Nonprofits are invited to visit the Cox campus and introduce themselves to employees, who can sign up for volunteer events.

“Cox pays employees for eight hours a year for volunteer time and everyone can manage their volunteer time as they wish,” Mattson said. “Employees have helped restore watersheds, served on boards, and they can bring our assets — like public service announcements — and our support with them.”

“As an employee, this means a lot to me — when you see your efforts are changing lives, and you can come together for a collective impact,” Mattson said.

The Active Network

This Sorrento Valley-based company with more than 3,200 employees worldwide does all of its charitable giving — aimed at encouraging physical activities, including getting underprivileged kids into sports — with employee donations. Employees at the company raised and donated more than $290,000 for philanthropy since 2009.

Among the beneficiaries in the past two years are the Challenged Athletes Foundation, the Monarch School, and YMCA Overnight Camps. The company’s employees have taken particular interest in the local nonprofit, Kids in the Game, which helps pay for kids to participate in organized sports, covering fees and other costs for young athletes.
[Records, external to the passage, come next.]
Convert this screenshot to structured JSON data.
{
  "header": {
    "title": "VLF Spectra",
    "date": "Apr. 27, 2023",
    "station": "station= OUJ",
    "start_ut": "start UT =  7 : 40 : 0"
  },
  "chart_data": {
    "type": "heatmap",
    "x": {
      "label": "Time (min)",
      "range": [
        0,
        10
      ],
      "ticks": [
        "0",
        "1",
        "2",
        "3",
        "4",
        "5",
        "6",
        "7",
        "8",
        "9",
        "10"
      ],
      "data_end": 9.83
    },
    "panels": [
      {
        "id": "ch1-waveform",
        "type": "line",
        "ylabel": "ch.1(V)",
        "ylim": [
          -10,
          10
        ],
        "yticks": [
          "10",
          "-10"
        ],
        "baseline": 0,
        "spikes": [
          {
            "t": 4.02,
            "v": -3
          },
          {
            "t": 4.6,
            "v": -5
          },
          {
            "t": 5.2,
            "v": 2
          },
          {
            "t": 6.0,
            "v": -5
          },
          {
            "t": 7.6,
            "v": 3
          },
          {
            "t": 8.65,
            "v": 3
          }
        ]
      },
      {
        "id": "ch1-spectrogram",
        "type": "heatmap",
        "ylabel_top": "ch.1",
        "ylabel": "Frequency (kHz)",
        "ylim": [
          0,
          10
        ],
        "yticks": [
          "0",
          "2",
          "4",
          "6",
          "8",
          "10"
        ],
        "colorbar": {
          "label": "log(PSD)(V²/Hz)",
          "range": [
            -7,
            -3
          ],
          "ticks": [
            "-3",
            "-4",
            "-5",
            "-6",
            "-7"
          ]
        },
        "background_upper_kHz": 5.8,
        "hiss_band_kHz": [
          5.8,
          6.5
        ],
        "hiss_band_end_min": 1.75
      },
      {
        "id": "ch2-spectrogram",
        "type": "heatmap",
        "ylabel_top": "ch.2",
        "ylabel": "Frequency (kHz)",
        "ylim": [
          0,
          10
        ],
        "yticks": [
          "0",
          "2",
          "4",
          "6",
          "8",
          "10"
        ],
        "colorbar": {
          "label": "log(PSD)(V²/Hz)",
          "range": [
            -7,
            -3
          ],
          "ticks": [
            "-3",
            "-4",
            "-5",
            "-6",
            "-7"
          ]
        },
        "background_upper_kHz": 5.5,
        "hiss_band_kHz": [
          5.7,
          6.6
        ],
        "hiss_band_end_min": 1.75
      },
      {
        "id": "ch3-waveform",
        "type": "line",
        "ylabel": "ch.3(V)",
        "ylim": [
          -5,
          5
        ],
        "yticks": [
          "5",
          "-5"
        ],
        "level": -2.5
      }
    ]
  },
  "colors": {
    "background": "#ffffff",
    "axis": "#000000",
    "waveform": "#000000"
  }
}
This coming year, Active Network is taking a new approach to supporting such charities, according to Kathy Bricaud, a company spokeswoman.

“In 2014, we’re launching an ACTIVEx apparel line that will be sold online,” she said. “Our goal is to provide funds back to community organizations through Kids in the Game — we soft launch in 3-4 weeks.”

The company’s products — software tools that help organizers and participants plan, register and stay organized — include built-in donation options and streamlined giving for people who rely on it, Bricaud noted.

Harrah’s Rincon

“The company has a benchmark of 1 percent of our net profits for charitable giving every year, so we plan our giving into our budget,” said Sheryl Sebastian, communications and community relations manager for Harrah’s Rincon. “We do a combination of cash and in-kind donations, and with the cash donations, we’re always looking for a way to back it up with a volunteer opportunity.”

Beneficiaries have included Angel’s Depot, the American Cancer Society, Casa Familiar and the Multiple Sclerosis Society, she said.

The resort-casino recognizes its staff for their volunteer work — last year 558 employees gave nearly 20,000 hours of time to their favorite causes. With about 1,100 employees, that means more than half are active in the community.

Harrah’s Rincon has a board committee that vets the potential recipients — and employees bring their favorite causes and ideas to the heroes team, Sebastian said.

“Last year, a lot of our best ideas came to us from employees, including I Love A Clean San Diego events, breast cancer awareness, Movember (Men’s health awareness nonprofit) and the annual coat drive, which was a brainchild of one of the casino’s slot employees.

“We tend to move our corporate support into organizations where we are involved as people,” Sebastian said. In 2006, employees helped launch Angel’s Depot, which provides food boxes to seniors living in poverty and they’ve been active every year. And employees brought Casa de Amparo, a North County shelter for women and children, to the company’s attention.

“We’ve taken some of the Casa kids out to the beach and we bring our families to events like Coastal Clean-up Days,” Sebastian said. “Things intertwine here — it makes you proud and grateful to work in an organization that values our connection to our community.”

Right now, the casino is holding the Battle of the Bras in support of breast cancer awareness month. Twenty two departments decorated 22 bras that are on display in the lobby, and guests are voting on their favorites — the winners will be modeled by two local Playboy Playmates, Sebastian said.

Marty Graham is a freelance writer for the San Diego Business Journal.